A further requirement on insurers for this renewal is the disclosure of its credit rating. Should this change during the currency of the policy, the insurer will have to notify the Solicitors Regulation Authority (SRA) and all firms which have taken out a policy with them.
So, what will be the effect on the solicitors’ professional indemnity insurance (PII) market this year? Well, many are predicting a turbulent renewal season as insurers factor in the changes. There are also a number of new entrants to the market – Axis, Elite, AmTrust, Independent Risk Solutions (IRS). The current predictions are that premiums will either remain flat or see a small rise, although innovative policies are being offered along with new schemes being developed by brokers for certain categories of law firm.
However, we see the bigger changes happening after 1 October 2013 and beyond. At that time, it is possible that additional new entrants will be attracted to the sector, safe in the knowledge that they will only be responsible for those they choose to insure. Over the coming years we would expect to then see a stabilisation of the number of those authorised actively participating in the market.
The SRA has confirmed that as of 1 October 2013 there will also be a variable renewal date, meaning that the single renewal date will be abandoned. It remains to be seen what, if any, changes arise as a result of this but we envisage that some insurers may seek to capitalise on the opportunity to take a bigger market share this renewal.
Insurers should also be comforted by better regulation through outcomes-focused regulation and the introduction of compliance officers for legal practice (COLPs) and compliance officers for finance and administration (COFAs) for each firm.
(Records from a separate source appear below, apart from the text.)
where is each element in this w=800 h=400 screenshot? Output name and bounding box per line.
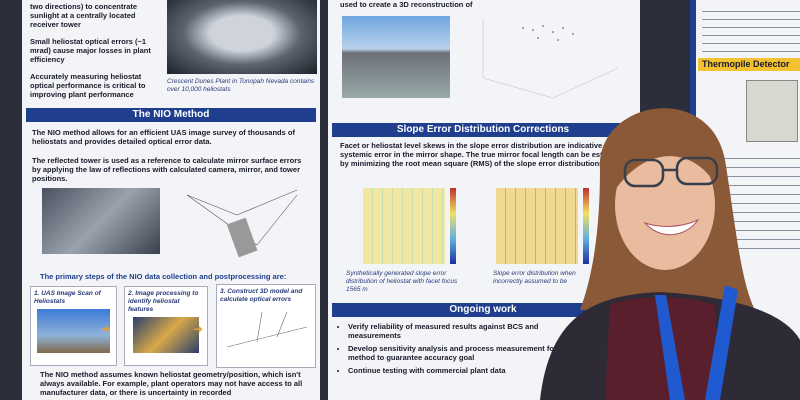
bullet: Verify reliability of measured results a… [348,322,588,340]
bullet: two directions) to concentrate sunlight … [30,2,138,29]
text-lines [702,4,800,52]
bullet: Continue testing with commercial plant d… [348,366,588,375]
bullet: Small heliostat optical errors (~1 mrad)… [30,37,151,64]
ongoing-bullets: Verify reliability of measured results a… [338,322,588,379]
top-text: used to create a 3D reconstruction of [340,0,473,9]
colorbar [450,188,456,264]
caption: Slope error distribution when incorrectl… [493,270,576,285]
heliostat-photo [342,16,450,98]
steps-heading: The primary steps of the NIO data collec… [40,272,287,281]
reflection-diagram [186,189,298,258]
heatmap [363,188,445,264]
section-title: Thermopile Detector [698,58,800,71]
photo-caption: Crescent Dunes Plant in Tonopah Nevada c… [167,78,315,93]
step-label: 3. Construct 3D model and calculate opti… [220,288,303,303]
detector-diagram [746,80,798,142]
section-title: The NIO Method [26,108,316,122]
caption: Synthetically generated slope error dist… [346,270,458,293]
paragraph: Facet or heliostat level skews in the sl… [340,141,630,168]
aerial-photo [42,188,160,254]
step-label: 2. Image processing to identify heliosta… [128,290,199,313]
step-box: 1. UAS Image Scan of Heliostats [30,286,117,366]
arrow: ➜ [100,322,111,336]
step-label: 1. UAS Image Scan of Heliostats [34,290,101,305]
section-title: Ongoing work [332,303,634,317]
arrow: ➜ [193,322,204,336]
paragraph: The reflected tower is used as a referen… [32,156,302,183]
step-image [37,309,110,353]
step-box: 2. Image processing to identify heliosta… [124,286,208,366]
section-title: Slope Error Distribution Corrections [332,123,634,137]
heatmap [496,188,578,264]
step-box: 3. Construct 3D model and calculate opti… [216,284,316,368]
step-diagram [226,311,308,348]
person [540,108,800,400]
left-poster-panel: two directions) to concentrate sunlight … [22,0,320,400]
plant-photo [167,0,317,74]
3d-plot [482,18,619,99]
closing-paragraph: The NIO method assumes known heliostat g… [40,370,303,397]
paragraph: The NIO method allows for an efficient U… [32,128,295,146]
bullet: Develop sensitivity analysis and process… [348,344,588,362]
bullet: Accurately measuring heliostat optical p… [30,72,146,99]
step-image [133,317,199,353]
intro-bullets: two directions) to concentrate sunlight … [30,2,160,99]
colorbar [583,188,589,264]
For law firms, all of these developments will inevitably lead to the hope and expectation that increased competition will lead to a reduction in rates. However, loss ratios will dictate this, and the importance of a respectable claims record will be paramount. Further, price is not the only factor. Firms are increasingly recognising that an insurer which understands the demands of the profession (particularly in the changing legal landscape) is one of a number of considerations, other than just price. The quality of the cover provided, claims experience, service and financial stability are all factors to throw into the mix when seeking insurance.